光が消えると、実家の食卓に白髪の父がいた。母と口げんかしながら、焦げた鮭を食べている。朱音は箸を落とし、父の肩に触れた。温かかった。

だが自宅へ戻ると、娘の部屋は物置になっていた。端末に娘の名前を入れても、該当者なしと表示された。夫へ電話すると、知らない女からの迷惑電話として切られた。改変前から持っていた端末の隔離領域にだけ、娘の動画が残っていた。運動会で転び、泣きながら走り切る姿。父を救った世界では、その子を知る人間は朱音しかいない。

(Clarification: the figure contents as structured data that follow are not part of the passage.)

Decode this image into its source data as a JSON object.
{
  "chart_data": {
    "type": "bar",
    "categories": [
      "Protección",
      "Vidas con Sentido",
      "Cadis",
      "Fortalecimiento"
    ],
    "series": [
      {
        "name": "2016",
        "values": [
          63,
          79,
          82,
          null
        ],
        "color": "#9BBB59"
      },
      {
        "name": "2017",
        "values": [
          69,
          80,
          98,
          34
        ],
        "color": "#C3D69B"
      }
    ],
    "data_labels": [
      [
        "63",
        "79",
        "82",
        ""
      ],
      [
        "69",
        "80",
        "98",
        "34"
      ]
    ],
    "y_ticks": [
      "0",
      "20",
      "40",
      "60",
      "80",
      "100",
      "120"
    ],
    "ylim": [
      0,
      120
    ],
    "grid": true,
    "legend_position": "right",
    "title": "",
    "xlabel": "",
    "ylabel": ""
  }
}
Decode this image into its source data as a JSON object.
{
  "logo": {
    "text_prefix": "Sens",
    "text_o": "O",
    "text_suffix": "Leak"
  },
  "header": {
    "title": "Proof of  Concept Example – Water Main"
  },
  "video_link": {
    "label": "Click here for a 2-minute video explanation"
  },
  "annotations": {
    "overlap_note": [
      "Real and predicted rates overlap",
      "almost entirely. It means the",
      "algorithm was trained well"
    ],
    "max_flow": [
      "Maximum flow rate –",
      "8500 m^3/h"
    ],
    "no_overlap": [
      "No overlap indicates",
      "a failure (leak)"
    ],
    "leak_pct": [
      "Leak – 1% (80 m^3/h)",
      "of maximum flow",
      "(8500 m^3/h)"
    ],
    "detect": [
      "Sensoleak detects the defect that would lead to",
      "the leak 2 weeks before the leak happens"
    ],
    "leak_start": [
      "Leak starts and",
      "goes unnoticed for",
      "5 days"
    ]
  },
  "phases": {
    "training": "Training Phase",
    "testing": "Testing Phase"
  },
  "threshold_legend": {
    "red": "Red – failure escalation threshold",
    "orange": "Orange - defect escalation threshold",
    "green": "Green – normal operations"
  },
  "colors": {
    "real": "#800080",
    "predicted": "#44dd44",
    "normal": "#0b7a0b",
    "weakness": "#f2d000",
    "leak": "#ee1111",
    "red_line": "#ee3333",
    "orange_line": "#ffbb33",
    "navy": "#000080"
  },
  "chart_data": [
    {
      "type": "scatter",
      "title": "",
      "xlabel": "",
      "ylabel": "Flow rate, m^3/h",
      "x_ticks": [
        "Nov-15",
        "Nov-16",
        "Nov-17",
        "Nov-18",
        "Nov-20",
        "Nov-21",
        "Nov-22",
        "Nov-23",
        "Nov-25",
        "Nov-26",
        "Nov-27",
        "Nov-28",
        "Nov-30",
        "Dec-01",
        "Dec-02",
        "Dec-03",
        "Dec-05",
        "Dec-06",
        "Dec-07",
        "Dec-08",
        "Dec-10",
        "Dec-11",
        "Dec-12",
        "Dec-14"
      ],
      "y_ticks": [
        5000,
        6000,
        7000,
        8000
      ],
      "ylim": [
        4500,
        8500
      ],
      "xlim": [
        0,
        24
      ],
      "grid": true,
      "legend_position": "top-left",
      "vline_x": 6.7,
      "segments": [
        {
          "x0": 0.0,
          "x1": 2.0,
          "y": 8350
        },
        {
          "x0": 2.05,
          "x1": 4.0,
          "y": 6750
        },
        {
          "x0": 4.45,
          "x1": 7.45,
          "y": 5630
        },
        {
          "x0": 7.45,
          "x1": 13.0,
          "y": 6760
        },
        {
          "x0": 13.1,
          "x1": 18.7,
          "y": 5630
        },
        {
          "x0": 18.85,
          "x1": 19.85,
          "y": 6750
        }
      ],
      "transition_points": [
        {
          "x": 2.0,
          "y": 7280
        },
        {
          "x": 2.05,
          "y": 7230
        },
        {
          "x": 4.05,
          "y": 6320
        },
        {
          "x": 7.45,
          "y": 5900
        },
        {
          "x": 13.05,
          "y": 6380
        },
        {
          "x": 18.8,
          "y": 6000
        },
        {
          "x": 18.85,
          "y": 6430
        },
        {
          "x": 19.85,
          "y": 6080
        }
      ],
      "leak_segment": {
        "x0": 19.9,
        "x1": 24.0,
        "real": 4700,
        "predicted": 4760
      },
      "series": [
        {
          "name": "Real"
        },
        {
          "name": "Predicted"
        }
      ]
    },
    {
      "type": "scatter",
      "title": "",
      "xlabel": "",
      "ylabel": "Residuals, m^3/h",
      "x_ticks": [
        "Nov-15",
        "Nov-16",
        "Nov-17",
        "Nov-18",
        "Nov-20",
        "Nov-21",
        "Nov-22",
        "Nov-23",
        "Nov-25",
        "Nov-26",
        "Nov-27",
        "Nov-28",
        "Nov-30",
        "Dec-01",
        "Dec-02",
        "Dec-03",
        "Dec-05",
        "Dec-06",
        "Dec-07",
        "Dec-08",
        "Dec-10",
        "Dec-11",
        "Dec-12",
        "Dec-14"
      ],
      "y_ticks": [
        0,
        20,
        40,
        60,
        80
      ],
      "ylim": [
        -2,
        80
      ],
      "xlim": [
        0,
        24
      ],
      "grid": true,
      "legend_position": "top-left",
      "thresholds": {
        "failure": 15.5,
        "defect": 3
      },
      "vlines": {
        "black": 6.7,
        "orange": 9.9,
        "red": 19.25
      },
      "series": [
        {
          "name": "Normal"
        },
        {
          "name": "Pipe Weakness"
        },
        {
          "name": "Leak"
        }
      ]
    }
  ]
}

パン屋のあった角へ行くと、そこは月極駐車場だった。偶然、夫になるはずだった男が通りかかった。彼は別の女と幼い子の手を引き、朱音へ会釈した。幸福そうだった。朱音は声をかけられず、存在しない娘の動画を胸に抱いた。父の死後、母が始めた小さなパン屋で、朱音は夫と出会った。父が生きた世界では店は開かれず、二人はすれ違いもしなかったのだ。

〈折返し〉は日没までなら変更を取り消せると告げた。朱音は実家へ戻り、事情を話した。父は長く黙り、食卓の向かいにある空席を見た。朱音が動画を見せると、父は転んだ娘へ画面越しに「立て、あと少し」と声をかけた。もちろん届かない。それでも娘は映像の中で立ち上がり、父は自分が応援したからだという顔で笑った。

「その子は、よく笑うのか」

「泣く方が多いよ。私に似て」

「なら、会いたかったな」

父は朱音の端末に短い音声を残した。日没直前、朱音は取消を押した。

次の瞬間、父の遺影が棚に戻り、娘が居間から顔を出した。

「お母さん、誰の声?」

端末から、存在しなかった祖父の声が流れた。

――三分遅れたおかげで、おまえが来た。会えなくても、うれしい。

朱音は娘を抱きしめた。父を二度失った胸の中で、三分だけ生きた父が、確かに孫を祝っていた。